Six parcs du Puy-de-Dôme où l'ombre et la lumière jouent autrement
7 septembre 2026 · La rédaction de Sortir en Auvergne-Rhône-Alpes · Puy-de-Dôme
Entre les villes qui étouffent l’été et les grands espaces trop exposés, le Puy-de-Dôme offre des parcs où l’on respire sans fuir. Certains cachent des histoires de pierre et d’eau, d’autres transforment la promenade en cueillette ou en partie de cache-cache entre les arbres. Voici six endroits où le temps s’étire différemment.
1. Cueilleurs de nature – Domaize
Ici, le parc se fait champ. Pas de pelouse tondue au millimètre, mais des rangs de framboisiers, de cassissiers et de groseilliers où l’on vient remplir son panier soi-même. Les allées enherbées serpentent entre les cultures, et l’ombre des noyers centenaires protège les tables de pique-nique. On y vient moins pour flâner que pour repartir les doigts tachés de jus, avec l’impression d’avoir volé un peu de l’été aux branches.
2. La coulée verte – Le Cendre
Une ancienne voie ferrée transformée en ruban vert, qui file droit entre les maisons et les champs. Les murs de soutènement en pierre volcanique gardent la fraîcheur, et les bancs s’alignent comme des arrêts de train fantômes. Les enfants y courent sans risque, les cyclistes y roulent à l’ombre des peupliers, et personne ne vous presse. Le soir, les réverbères dessinent une guirlande jaune pâle au-dessus des herbes folles.

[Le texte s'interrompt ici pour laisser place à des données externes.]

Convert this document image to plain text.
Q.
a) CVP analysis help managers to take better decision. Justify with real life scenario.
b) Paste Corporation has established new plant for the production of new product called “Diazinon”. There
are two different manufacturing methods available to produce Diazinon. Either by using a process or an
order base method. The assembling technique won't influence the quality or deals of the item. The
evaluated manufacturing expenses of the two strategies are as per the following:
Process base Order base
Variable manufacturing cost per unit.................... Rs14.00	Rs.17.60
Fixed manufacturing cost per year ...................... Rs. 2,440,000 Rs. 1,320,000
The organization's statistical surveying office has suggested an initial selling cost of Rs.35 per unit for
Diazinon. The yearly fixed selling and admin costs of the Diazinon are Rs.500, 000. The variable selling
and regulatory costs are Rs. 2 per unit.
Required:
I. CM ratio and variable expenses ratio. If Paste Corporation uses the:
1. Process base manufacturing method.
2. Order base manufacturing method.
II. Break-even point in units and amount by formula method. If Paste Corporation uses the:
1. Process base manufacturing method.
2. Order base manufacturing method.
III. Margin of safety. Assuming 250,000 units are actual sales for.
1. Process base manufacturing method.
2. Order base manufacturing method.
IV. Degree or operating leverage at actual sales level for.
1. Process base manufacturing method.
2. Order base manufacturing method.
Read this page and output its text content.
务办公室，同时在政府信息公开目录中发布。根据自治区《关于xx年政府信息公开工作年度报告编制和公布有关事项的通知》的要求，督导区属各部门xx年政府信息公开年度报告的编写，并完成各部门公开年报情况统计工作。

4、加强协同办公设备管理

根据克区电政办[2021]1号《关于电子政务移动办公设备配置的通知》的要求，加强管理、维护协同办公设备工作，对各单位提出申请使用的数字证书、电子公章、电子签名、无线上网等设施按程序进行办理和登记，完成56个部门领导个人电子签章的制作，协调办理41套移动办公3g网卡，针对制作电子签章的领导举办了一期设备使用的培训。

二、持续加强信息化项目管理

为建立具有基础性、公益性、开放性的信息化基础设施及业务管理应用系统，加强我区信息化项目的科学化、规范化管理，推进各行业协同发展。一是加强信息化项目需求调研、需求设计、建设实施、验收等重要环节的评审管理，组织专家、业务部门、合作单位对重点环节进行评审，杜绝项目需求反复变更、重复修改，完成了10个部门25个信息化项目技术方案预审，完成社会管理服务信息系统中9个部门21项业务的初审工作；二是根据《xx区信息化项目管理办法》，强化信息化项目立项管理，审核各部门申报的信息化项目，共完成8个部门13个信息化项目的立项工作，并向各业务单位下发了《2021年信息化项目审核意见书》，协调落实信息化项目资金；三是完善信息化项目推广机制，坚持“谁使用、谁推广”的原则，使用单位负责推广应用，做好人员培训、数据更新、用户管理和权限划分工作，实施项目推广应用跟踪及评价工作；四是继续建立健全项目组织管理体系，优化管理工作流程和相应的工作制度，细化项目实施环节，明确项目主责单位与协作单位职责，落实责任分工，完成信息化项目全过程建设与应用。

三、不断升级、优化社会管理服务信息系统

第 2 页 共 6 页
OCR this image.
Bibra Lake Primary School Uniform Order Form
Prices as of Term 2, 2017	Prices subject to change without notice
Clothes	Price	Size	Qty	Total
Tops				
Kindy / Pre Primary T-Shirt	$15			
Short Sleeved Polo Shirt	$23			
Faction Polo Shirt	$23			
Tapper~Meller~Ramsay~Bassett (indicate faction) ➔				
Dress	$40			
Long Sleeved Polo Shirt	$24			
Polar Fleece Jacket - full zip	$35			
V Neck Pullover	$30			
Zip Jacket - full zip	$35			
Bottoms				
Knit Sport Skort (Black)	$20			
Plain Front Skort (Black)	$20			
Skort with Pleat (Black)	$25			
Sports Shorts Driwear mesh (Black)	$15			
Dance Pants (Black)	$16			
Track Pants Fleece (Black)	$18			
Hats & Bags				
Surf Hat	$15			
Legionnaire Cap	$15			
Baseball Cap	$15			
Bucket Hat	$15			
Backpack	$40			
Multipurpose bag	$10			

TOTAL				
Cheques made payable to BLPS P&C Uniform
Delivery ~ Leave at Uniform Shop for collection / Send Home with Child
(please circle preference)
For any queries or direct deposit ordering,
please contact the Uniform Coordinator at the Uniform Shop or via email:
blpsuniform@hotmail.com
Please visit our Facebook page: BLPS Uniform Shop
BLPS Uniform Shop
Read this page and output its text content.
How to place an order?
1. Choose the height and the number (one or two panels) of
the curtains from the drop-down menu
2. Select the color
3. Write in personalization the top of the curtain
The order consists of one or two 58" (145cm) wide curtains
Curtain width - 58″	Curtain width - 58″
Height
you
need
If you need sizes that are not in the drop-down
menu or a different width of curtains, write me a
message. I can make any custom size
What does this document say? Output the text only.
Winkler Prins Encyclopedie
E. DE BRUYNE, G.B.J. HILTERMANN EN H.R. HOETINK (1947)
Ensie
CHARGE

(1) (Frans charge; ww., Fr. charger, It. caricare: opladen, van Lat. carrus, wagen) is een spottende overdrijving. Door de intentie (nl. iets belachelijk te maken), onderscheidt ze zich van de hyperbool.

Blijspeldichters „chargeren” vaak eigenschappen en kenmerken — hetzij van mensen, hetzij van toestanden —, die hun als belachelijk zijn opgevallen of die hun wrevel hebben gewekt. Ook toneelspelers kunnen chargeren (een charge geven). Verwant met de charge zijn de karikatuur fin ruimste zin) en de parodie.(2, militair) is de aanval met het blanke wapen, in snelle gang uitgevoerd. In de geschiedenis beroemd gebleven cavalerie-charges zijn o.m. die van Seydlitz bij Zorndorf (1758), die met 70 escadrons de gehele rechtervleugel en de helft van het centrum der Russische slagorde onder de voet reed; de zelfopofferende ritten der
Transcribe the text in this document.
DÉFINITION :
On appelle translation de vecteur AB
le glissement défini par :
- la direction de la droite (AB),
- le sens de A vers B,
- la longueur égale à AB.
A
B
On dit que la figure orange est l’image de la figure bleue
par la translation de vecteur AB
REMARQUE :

3. Parc de la Treille – Gerzat
Un parc de quartier qui ne paie pas de mine, mais où les habitants ont leurs habitudes. Les vieux du village jouent aux boules sous les tilleuls, les ados traînent près du skatepark en béton brut, et les familles investissent les tables en bois pour des goûters interminables. L’hiver, les branches dénudées laissent voir les volcans au loin ; l’été, la treille qui donne son nom au lieu s’accroche aux pergolas et offre des coins d’ombre imprévisibles.
4. Parc Dumoulin – Riom
Un parc à la française qui a gardé ses codes : allées rectilignes, bassins où flottent des nénuphars, et ces buis taillés en cônes qui semblent sortir d’un dessin d’enfant. Mais ce qui surprend, c’est la façon dont il s’étire entre les hôtels particuliers du centre-ville, comme une parenthèse de calme au milieu des pavés. Les Riomois y viennent pour lire sur les chaises en fer forgé, ou pour observer les canards qui se disputent les miettes de pain près du kiosque à musique.
5. Parc Thermal – Royat
Un parc de ville, mais qui sent la montagne. Les sapins côtoient les marronniers, et les sources chaudes qui ont fait la réputation de Royat coulent encore sous les pelouses, réchauffant l’air en hiver. Les allées en pente douce mènent à des belvédères d’où l’on domine la ville, et les bancs en pierre volcanique sont tièdes au toucher. Le soir, quand les lampadaires s’allument, on dirait un décor de théâtre, avec les ombres des arbres qui dansent sur les façades des hôtels thermaux.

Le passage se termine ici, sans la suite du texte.